The situation is improving, however. Some of what these painters have produced can now be seen in New York, thanks to Robert A. Hefner, an Oklahoma businessman who not only received permission to assemble a major show of Chinese paintings here last spring, but who has also just opened a gallery devoted exclusively to recent Chinese art.
The Hefner Galleries' opening exhibition presented the work of 32-year-old Wang Yidang from the Shandong Province in China. His extraordinarily precise and lyrical portrait and figure studies were executed in a style that fused elements of 15th-century Flemish and Italian art with a linear approach that was purely Chinese. Everything about his paintings was crisp, uncompromisingly ``realistic,'' and remarkably effective.
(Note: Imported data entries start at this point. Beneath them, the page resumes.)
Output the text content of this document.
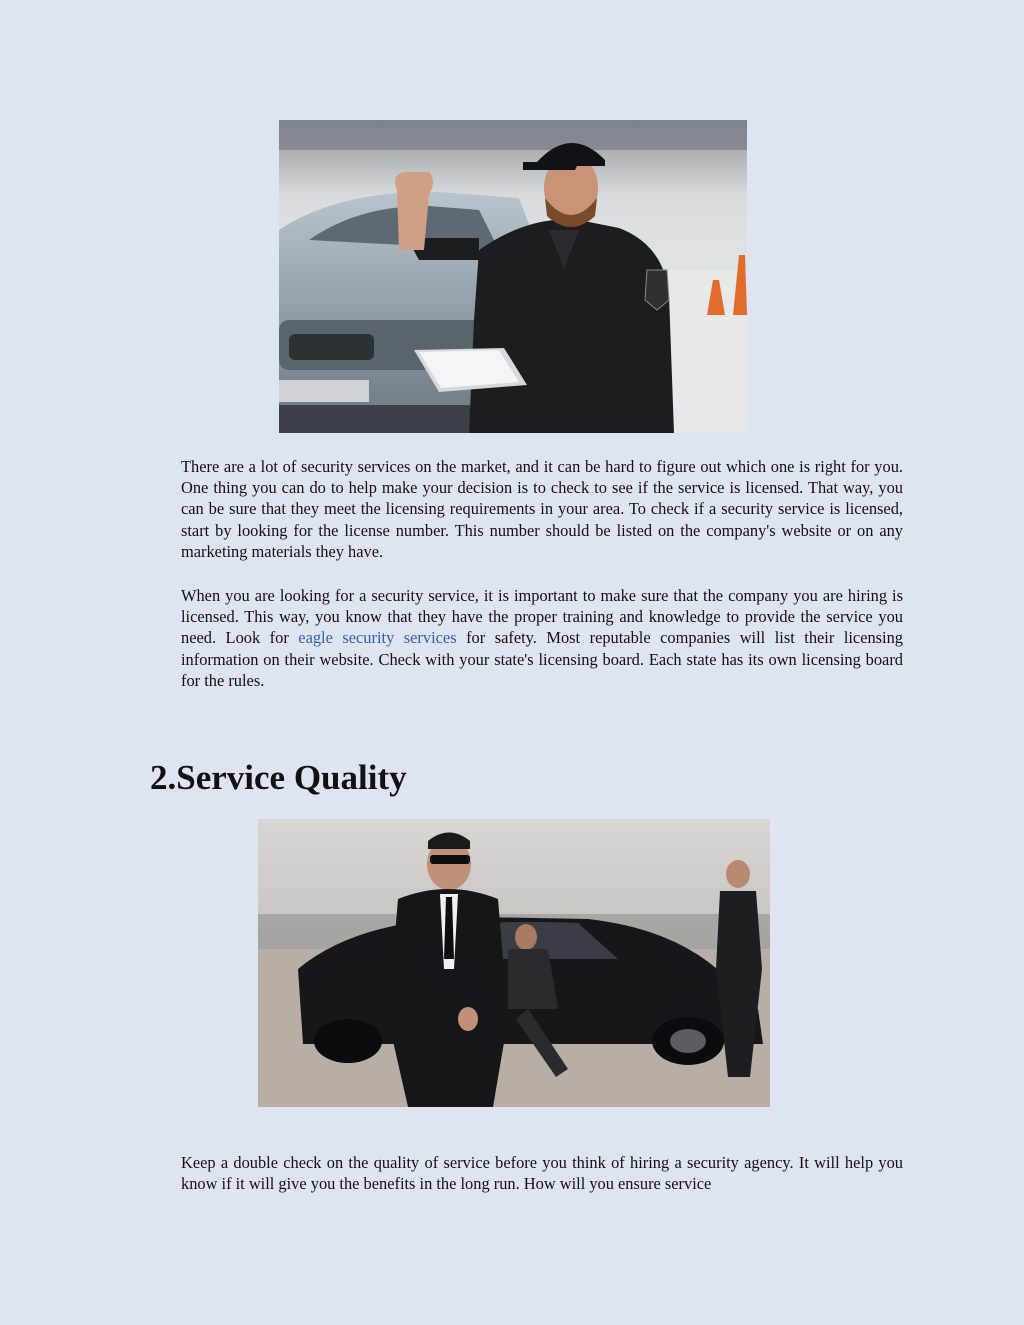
There are a lot of security services on the market, and it can be hard to figure out which one is right for you. One thing you can do to help make your decision is to check to see if the service is licensed. That way, you can be sure that they meet the licensing requirements in your area. To check if a security service is licensed, start by looking for the license number. This number should be listed on the company's website or on any marketing materials they have.

When you are looking for a security service, it is important to make sure that the company you are hiring is licensed. This way, you know that they have the proper training and knowledge to provide the service you need. Look for eagle security services for safety. Most reputable companies will list their licensing information on their website. Check with your state's licensing board. Each state has its own licensing board for the rules.

2.Service Quality

Keep a double check on the quality of service before you think of hiring a security agency. It will help you know if it will give you the benefits in the long run. How will you ensure service
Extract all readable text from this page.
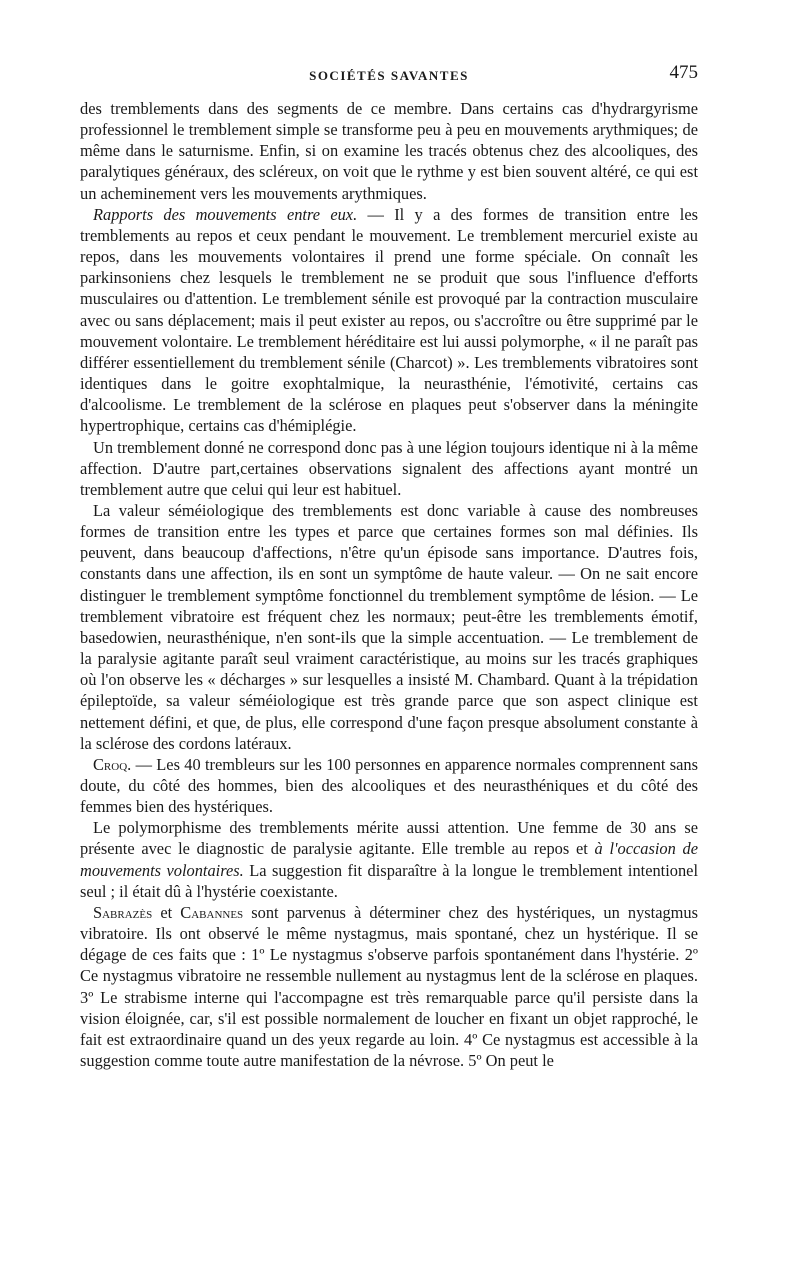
SOCIÉTÉS SAVANTES	475

des tremblements dans des segments de ce membre. Dans certains cas d'hydrargyrisme professionnel le tremblement simple se transforme peu à peu en mouvements arythmiques; de même dans le saturnisme. Enfin, si on examine les tracés obtenus chez des alcooliques, des paralytiques généraux, des scléreux, on voit que le rythme y est bien souvent altéré, ce qui est un acheminement vers les mouvements arythmiques.

Rapports des mouvements entre eux. — Il y a des formes de transition entre les tremblements au repos et ceux pendant le mouvement. Le tremblement mercuriel existe au repos, dans les mouvements volontaires il prend une forme spéciale. On connaît les parkinsoniens chez lesquels le tremblement ne se produit que sous l'influence d'efforts musculaires ou d'attention. Le tremblement sénile est provoqué par la contraction musculaire avec ou sans déplacement; mais il peut exister au repos, ou s'accroître ou être supprimé par le mouvement volontaire. Le tremblement héréditaire est lui aussi polymorphe, « il ne paraît pas différer essentiellement du tremblement sénile (Charcot) ». Les tremblements vibratoires sont identiques dans le goitre exophtalmique, la neurasthénie, l'émotivité, certains cas d'alcoolisme. Le tremblement de la sclérose en plaques peut s'observer dans la méningite hypertrophique, certains cas d'hémiplégie.

Un tremblement donné ne correspond donc pas à une légion toujours identique ni à la même affection. D'autre part,certaines observations signalent des affections ayant montré un tremblement autre que celui qui leur est habituel.

La valeur séméiologique des tremblements est donc variable à cause des nombreuses formes de transition entre les types et parce que certaines formes son mal définies. Ils peuvent, dans beaucoup d'affections, n'être qu'un épisode sans importance. D'autres fois, constants dans une affection, ils en sont un symptôme de haute valeur. — On ne sait encore distinguer le tremblement symptôme fonctionnel du tremblement symptôme de lésion. — Le tremblement vibratoire est fréquent chez les normaux; peut-être les tremblements émotif, basedowien, neurasthénique, n'en sont-ils que la simple accentuation. — Le tremblement de la paralysie agitante paraît seul vraiment caractéristique, au moins sur les tracés graphiques où l'on observe les « décharges » sur lesquelles a insisté M. Chambard. Quant à la trépidation épileptoïde, sa valeur séméiologique est très grande parce que son aspect clinique est nettement défini, et que, de plus, elle correspond d'une façon presque absolument constante à la sclérose des cordons latéraux.

Croq. — Les 40 trembleurs sur les 100 personnes en apparence normales comprennent sans doute, du côté des hommes, bien des alcooliques et des neurasthéniques et du côté des femmes bien des hystériques.

Le polymorphisme des tremblements mérite aussi attention. Une femme de 30 ans se présente avec le diagnostic de paralysie agitante. Elle tremble au repos et à l'occasion de mouvements volontaires. La suggestion fit disparaître à la longue le tremblement intentionel seul ; il était dû à l'hystérie coexistante.

Sabrazès et Cabannes sont parvenus à déterminer chez des hystériques, un nystagmus vibratoire. Ils ont observé le même nystagmus, mais spontané, chez un hystérique. Il se dégage de ces faits que : 1º Le nystagmus s'observe parfois spontanément dans l'hystérie. 2º Ce nystagmus vibratoire ne ressemble nullement au nystagmus lent de la sclérose en plaques. 3º Le strabisme interne qui l'accompagne est très remarquable parce qu'il persiste dans la vision éloignée, car, s'il est possible normalement de loucher en fixant un objet rapproché, le fait est extraordinaire quand un des yeux regarde au loin. 4º Ce nystagmus est accessible à la suggestion comme toute autre manifestation de la névrose. 5º On peut le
The gallery's current show features Ai Xuan, a slightly older painter who specializes in Tibetan subjects that are worked up in meticulous detail. His paintings, which were influenced somewhat by Andrew Wyeth, are more broadly conceived and executed than Wang Yidang's, and are considerably warmer in spirit.
In fact, one senses that he cares for his subjects as people, and doesn't view them only as interesting characters bundled up in heavy clothing and set against the rugged landscape of Tibet.
At the Hefner Galleries, 1020 Madison Avenue, through Nov. 7.